NEW YORK, NEW YORK, US – The United Nations and the Russian government are engaging in discussions aimed at increasing grain and fertilizer exports from Russia to the global market to address the growing global food crisis, Reuters reported on June 1.

Senior UN official Rebecca Grynspan and Russian Deputy Prime Minister Andrei Belousov recently had “constructive discussions” on the issue, UN spokesman Stephane Dujarric told Reuters.

Russia is facing draconian economic sanctions from the NATO Alliance as a response to its invasion of Ukraine on Feb. 24, which has prevented Ukraine, one of the world’s top grain exporters, from moving agricultural commodities from its ports. While the economic sanctions do not specifically target Russian grains and fertilizer, shipping and insurance companies are reticent about being involved in shipments while sanctions are imposed, Linda Thomas-Greenfield, US ambassador to the UN, told Reuters.

She said the United States is prepared to give “comfort letters” to these companies to help facilitate the exports of Russian grain and fertilizer.

Russian President Vladimir Putin has asked that the economic sanctions be lifted against his country so that Russia, the world’s largest wheat exporter, can increase its agricultural shipments.

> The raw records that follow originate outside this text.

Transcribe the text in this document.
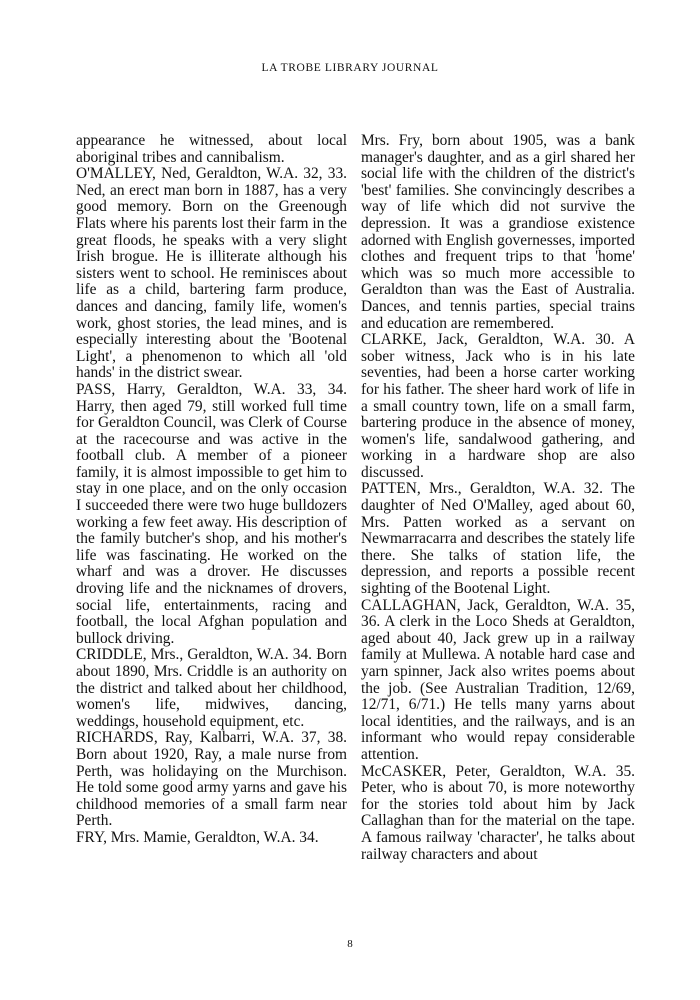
LA TROBE LIBRARY JOURNAL

appearance he witnessed, about local aboriginal tribes and cannibalism.

O'MALLEY, Ned, Geraldton, W.A. 32, 33. Ned, an erect man born in 1887, has a very good memory. Born on the Greenough Flats where his parents lost their farm in the great floods, he speaks with a very slight Irish brogue. He is illiterate although his sisters went to school. He reminisces about life as a child, bartering farm produce, dances and dancing, family life, women's work, ghost stories, the lead mines, and is especially interesting about the 'Bootenal Light', a phenomenon to which all 'old hands' in the district swear.

PASS, Harry, Geraldton, W.A. 33, 34. Harry, then aged 79, still worked full time for Geraldton Council, was Clerk of Course at the racecourse and was active in the football club. A member of a pioneer family, it is almost impossible to get him to stay in one place, and on the only occasion I succeeded there were two huge bulldozers working a few feet away. His description of the family butcher's shop, and his mother's life was fascinating. He worked on the wharf and was a drover. He discusses droving life and the nicknames of drovers, social life, entertainments, racing and football, the local Afghan population and bullock driving.

CRIDDLE, Mrs., Geraldton, W.A. 34. Born about 1890, Mrs. Criddle is an authority on the district and talked about her childhood, women's life, midwives, dancing, weddings, household equipment, etc.

RICHARDS, Ray, Kalbarri, W.A. 37, 38. Born about 1920, Ray, a male nurse from Perth, was holidaying on the Murchison. He told some good army yarns and gave his childhood memories of a small farm near Perth.

FRY, Mrs. Mamie, Geraldton, W.A. 34.

Mrs. Fry, born about 1905, was a bank manager's daughter, and as a girl shared her social life with the children of the district's 'best' families. She convincingly describes a way of life which did not survive the depression. It was a grandiose existence adorned with English governesses, imported clothes and frequent trips to that 'home' which was so much more accessible to Geraldton than was the East of Australia. Dances, and tennis parties, special trains and education are remembered.

CLARKE, Jack, Geraldton, W.A. 30. A sober witness, Jack who is in his late seventies, had been a horse carter working for his father. The sheer hard work of life in a small country town, life on a small farm, bartering produce in the absence of money, women's life, sandalwood gathering, and working in a hardware shop are also discussed.

PATTEN, Mrs., Geraldton, W.A. 32. The daughter of Ned O'Malley, aged about 60, Mrs. Patten worked as a servant on Newmarracarra and describes the stately life there. She talks of station life, the depression, and reports a possible recent sighting of the Bootenal Light.

CALLAGHAN, Jack, Geraldton, W.A. 35, 36. A clerk in the Loco Sheds at Geraldton, aged about 40, Jack grew up in a railway family at Mullewa. A notable hard case and yarn spinner, Jack also writes poems about the job. (See Australian Tradition, 12/69, 12/71, 6/71.) He tells many yarns about local identities, and the railways, and is an informant who would repay considerable attention.

McCASKER, Peter, Geraldton, W.A. 35. Peter, who is about 70, is more noteworthy for the stories told about him by Jack Callaghan than for the material on the tape. A famous railway 'character', he talks about railway characters and about

8
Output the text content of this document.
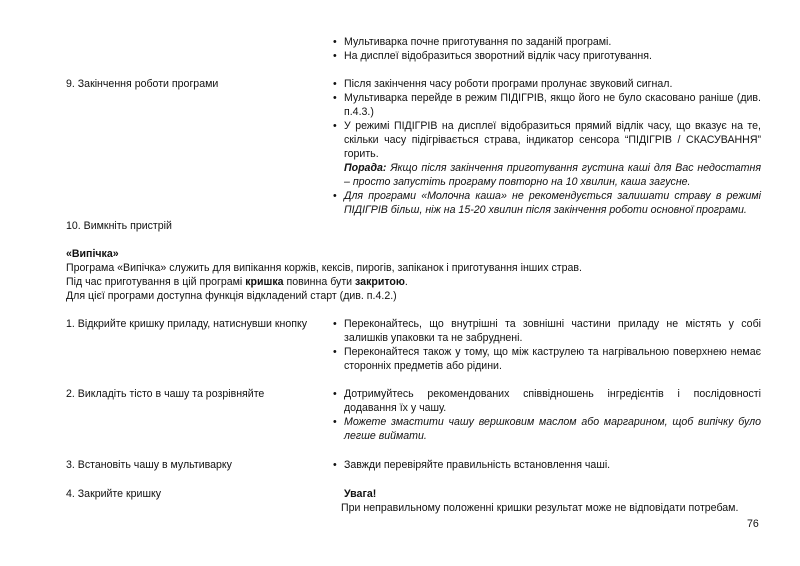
• Мультиварка почне приготування по заданій програмі.
• На дисплеї відобразиться зворотний відлік часу приготування.
9. Закінчення роботи програми	• Після закінчення часу роботи програми пролунає звуковий сигнал.
• Мультиварка перейде в режим ПІДІГРІВ, якщо його не було скасовано раніше (див. п.4.3.)
• У режимі ПІДІГРІВ на дисплеї відобразиться прямий відлік часу, що вказує на те, скільки часу підігрівається страва, індикатор сенсора “ПІДІГРІВ / СКАСУВАННЯ” горить.
Порада: Якщо після закінчення приготування густина каші для Вас недостатня – просто запустіть програму повторно на 10 хвилин, каша загусне.
• Для програми «Молочна каша» не рекомендується залишати страву в режимі ПІДІГРІВ більш, ніж на 15-20 хвилин після закінчення роботи основної програми.
10. Вимкніть пристрій
«Випічка»
Програма «Випічка» служить для випікання коржів, кексів, пирогів, запіканок і приготування інших страв.
Під час приготування в цій програмі кришка повинна бути закритою.
Для цієї програми доступна функція відкладений старт (див. п.4.2.)
1. Відкрийте кришку приладу, натиснувши кнопку • Переконайтесь, що внутрішні та зовнішні частини приладу не містять у собі залишків упаковки та не забруднені.
• Переконайтеся також у тому, що між каструлею та нагрівальною поверхнею немає сторонніх предметів або рідини.
2. Викладіть тісто в чашу та розрівняйте	• Дотримуйтесь рекомендованих співвідношень інгредієнтів і послідовності додавання їх у чашу.
• Можете змастити чашу вершковим маслом або маргарином, щоб випічку було легше виймати.
3. Встановіть чашу в мультиварку	• Завжди перевіряйте правильність встановлення чаші.
4. Закрийте кришку	Увага!
При неправильному положенні кришки результат може не відповідати потребам.
76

Russia also has been in discussions about rescinding its blockade of Ukrainian ports to allow the estimated 20 million tonnes of grain stored in those ports to reach the global market. Leading these negotiations is Turkish President Tayyip Erdogan, who is one of the few world leaders to maintain good relations with both Ukraine and Russia during the conflict.

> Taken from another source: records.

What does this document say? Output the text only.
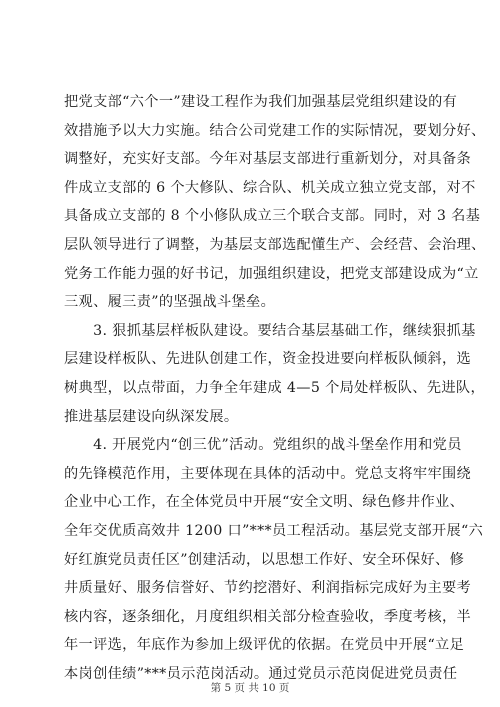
把党支部“六个一”建设工程作为我们加强基层党组织建设的有
效措施予以大力实施。结合公司党建工作的实际情况，要划分好、
调整好，充实好支部。今年对基层支部进行重新划分，对具备条
件成立支部的 6 个大修队、综合队、机关成立独立党支部，对不
具备成立支部的 8 个小修队成立三个联合支部。同时，对 3 名基
层队领导进行了调整，为基层支部选配懂生产、会经营、会治理、
党务工作能力强的好书记，加强组织建设，把党支部建设成为“立
三观、履三责”的坚强战斗堡垒。
　　3. 狠抓基层样板队建设。要结合基层基础工作，继续狠抓基
层建设样板队、先进队创建工作，资金投进要向样板队倾斜，选
树典型，以点带面，力争全年建成 4—5 个局处样板队、先进队，
推进基层建设向纵深发展。
　　4. 开展党内“创三优”活动。党组织的战斗堡垒作用和党员
的先锋模范作用，主要体现在具体的活动中。党总支将牢牢围绕
企业中心工作，在全体党员中开展“安全文明、绿色修井作业、
全年交优质高效井 1200 口”***员工程活动。基层党支部开展“六
好红旗党员责任区”创建活动，以思想工作好、安全环保好、修
井质量好、服务信誉好、节约挖潜好、利润指标完成好为主要考
核内容，逐条细化，月度组织相关部分检查验收，季度考核，半
年一评选，年底作为参加上级评优的依据。在党员中开展“立足
本岗创佳绩”***员示范岗活动。通过党员示范岗促进党员责任
第 5 页 共 10 页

Russia and Ukraine account for about 30% of global wheat supplies. Ukraine is the largest exporter of sunflower oil and Russia is the largest supplier of fertilizer. The prices of those three agricultural commodities have soared to record highs during the conflict, causing global food insecurity, which already had increased significantly due to the COVID-19 pandemic, to worsen, particularly in developing countries that are dependent on food imports.